In this condition, the range of dorsiflexion available at the first metatarsophalangeal joint (MPJ) is decreased from normal. The amount of discomfort associated with a hallux limitus deformity can range from no pain at all to severe and disabling.
Normal first MPJ range of dorsiflexion motion is considered to be ~70 degrees. This is the maximim required amount of dorsiflexion of the hallux relative to the plantar aspect of the foot during the propulsive phase of the gait cycle. If there is less than 70 degrees of motion in both the non and weight bearing foot, a structural hallux limitus is present. If the limitation is present only in the weight bearing foot, then a functional hallux limitus is present. There are a variety of biomechanical etiologies of both types of hallux limitus. All of them work in the weight bearing foot during the propulsive phase of gait, to prevent normal dorsiflexion at the first MPJ.
This restriction of motion at a time when motion is absolutely necessary to ensure normal gait creates excessive internal compression forces within the dorsal half of the first MPJ. These are commonly referred to as “jamming” of the joint. The result is the classic symptom of dorsal first metatarsal head pain. Inflammation is created by the excessive bone against bone compression of the proximal phalanx abutting the first metatarsal head during propulsion.
Complex interactions take place between the dynamic internal joint torques, ligamentous and muscular tensions, and joint compression forces. They inhibit the first ray from plantarflexing during stance phase. From a clinic standpoint, simplify these interactions by thinking of only the ground reaction forces plantar to the first MPJ.
An increased amount of ground reaction force plantar to the first MPJ resists plantarflexion of the first ray. A decreased amount of ground reaction force plantar to the first MPJ lessens those forces of resistance. The main etiologies in the creation of hallux limitus all increase the ground reaction forces to the first MPJ. The two most common biomechanical causes of hallux limitus are excessive subtalar joint pronation and a relatively long first metatarsal. Both result in an increased amount of ground reaction force plantar to the first MPJ in late midstance and propulsion. This excessive ground reaction force tends to push up on the first metatarsal head, which in turn further resists normal first ray plantarflexion and therefore normal hallux dorsiflexion.
Treatment become simple once the biomechanical etiology of the hallux limitus is appreciated. Do what is necessary to reduce the ground reaction forces plantar to the first MPJ during late midstance and propulsion. Of course, to accomplish these goals, functional foot orthoses are the treatment of choice.
Treatment through Orthotic Modification
Here are specific modifications to use with the clinical presentation of hallux limitus:
- Balance the forefoot and use low to perpendicular intrinsic or extrinsic rearfoot posting.

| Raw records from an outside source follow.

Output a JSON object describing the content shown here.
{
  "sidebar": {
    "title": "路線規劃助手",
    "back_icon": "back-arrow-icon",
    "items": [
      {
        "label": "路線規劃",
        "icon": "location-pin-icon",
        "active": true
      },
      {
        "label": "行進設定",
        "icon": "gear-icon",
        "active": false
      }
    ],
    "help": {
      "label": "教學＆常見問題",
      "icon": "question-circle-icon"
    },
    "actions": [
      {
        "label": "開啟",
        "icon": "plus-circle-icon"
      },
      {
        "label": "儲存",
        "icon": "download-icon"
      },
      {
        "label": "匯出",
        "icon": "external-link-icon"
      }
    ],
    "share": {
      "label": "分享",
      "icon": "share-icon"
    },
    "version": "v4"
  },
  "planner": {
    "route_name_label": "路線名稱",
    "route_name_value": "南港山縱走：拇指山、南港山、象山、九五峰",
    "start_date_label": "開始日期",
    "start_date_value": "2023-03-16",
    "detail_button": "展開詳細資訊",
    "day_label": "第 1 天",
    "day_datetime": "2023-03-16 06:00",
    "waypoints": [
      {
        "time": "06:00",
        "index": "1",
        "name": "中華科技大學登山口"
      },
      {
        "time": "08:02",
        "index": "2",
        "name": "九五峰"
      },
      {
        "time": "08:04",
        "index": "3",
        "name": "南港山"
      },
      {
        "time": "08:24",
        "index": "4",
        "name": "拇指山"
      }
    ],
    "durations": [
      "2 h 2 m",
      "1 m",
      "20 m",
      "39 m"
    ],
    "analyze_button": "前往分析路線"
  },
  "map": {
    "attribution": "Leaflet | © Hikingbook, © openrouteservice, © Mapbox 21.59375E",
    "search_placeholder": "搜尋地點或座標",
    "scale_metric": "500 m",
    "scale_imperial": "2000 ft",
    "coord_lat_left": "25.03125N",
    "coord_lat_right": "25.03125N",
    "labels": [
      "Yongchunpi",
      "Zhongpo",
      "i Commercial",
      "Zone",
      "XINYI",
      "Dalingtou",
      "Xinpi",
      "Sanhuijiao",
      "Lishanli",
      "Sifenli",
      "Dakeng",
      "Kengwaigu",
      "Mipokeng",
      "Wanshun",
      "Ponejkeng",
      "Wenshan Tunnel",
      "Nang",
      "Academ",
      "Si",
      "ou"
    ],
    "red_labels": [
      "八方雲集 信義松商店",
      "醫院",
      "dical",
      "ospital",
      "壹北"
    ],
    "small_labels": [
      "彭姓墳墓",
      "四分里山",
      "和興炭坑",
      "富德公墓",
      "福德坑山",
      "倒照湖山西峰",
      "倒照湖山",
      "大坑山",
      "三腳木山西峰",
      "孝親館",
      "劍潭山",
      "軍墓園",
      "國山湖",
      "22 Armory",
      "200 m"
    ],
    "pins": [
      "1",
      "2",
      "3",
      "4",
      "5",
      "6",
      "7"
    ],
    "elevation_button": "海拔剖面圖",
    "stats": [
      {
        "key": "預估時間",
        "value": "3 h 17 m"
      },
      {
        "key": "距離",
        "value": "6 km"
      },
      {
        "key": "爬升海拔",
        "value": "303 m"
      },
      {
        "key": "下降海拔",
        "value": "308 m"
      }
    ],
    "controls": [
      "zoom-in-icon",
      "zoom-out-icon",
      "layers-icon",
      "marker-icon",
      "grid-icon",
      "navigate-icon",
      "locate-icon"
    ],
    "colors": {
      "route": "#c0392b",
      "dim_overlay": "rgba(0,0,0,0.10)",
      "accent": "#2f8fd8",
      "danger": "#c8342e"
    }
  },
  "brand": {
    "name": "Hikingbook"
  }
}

- For hallux limitus, add a reverse morton’s forefoot extension to the sulcus to accommodate the first MPJ. We use 1/16″ Korex extending across the second to fifth met head. This allows the first MPJ to “float” so that the ground reaction forces are markedly decreased. For a functional hallux limitus, the pad extends across the width of the forefoot, with a cutout at the first MPJ.
- For a hallux limitus, we use a morton’s extension, in order to limit motion of the first MPJ.
- Use a relatively stuff orthosis plate along with a rearfoot post to achieve tighter control of excessive subtalar pronation.
Functional foot orthoses using these modifications almost always relieves dorsal joint pain that is caused by hallux limitus.. If the patient prefers a half length orthotic, adhere a piece of felt or thin padding to the insole of the shoe.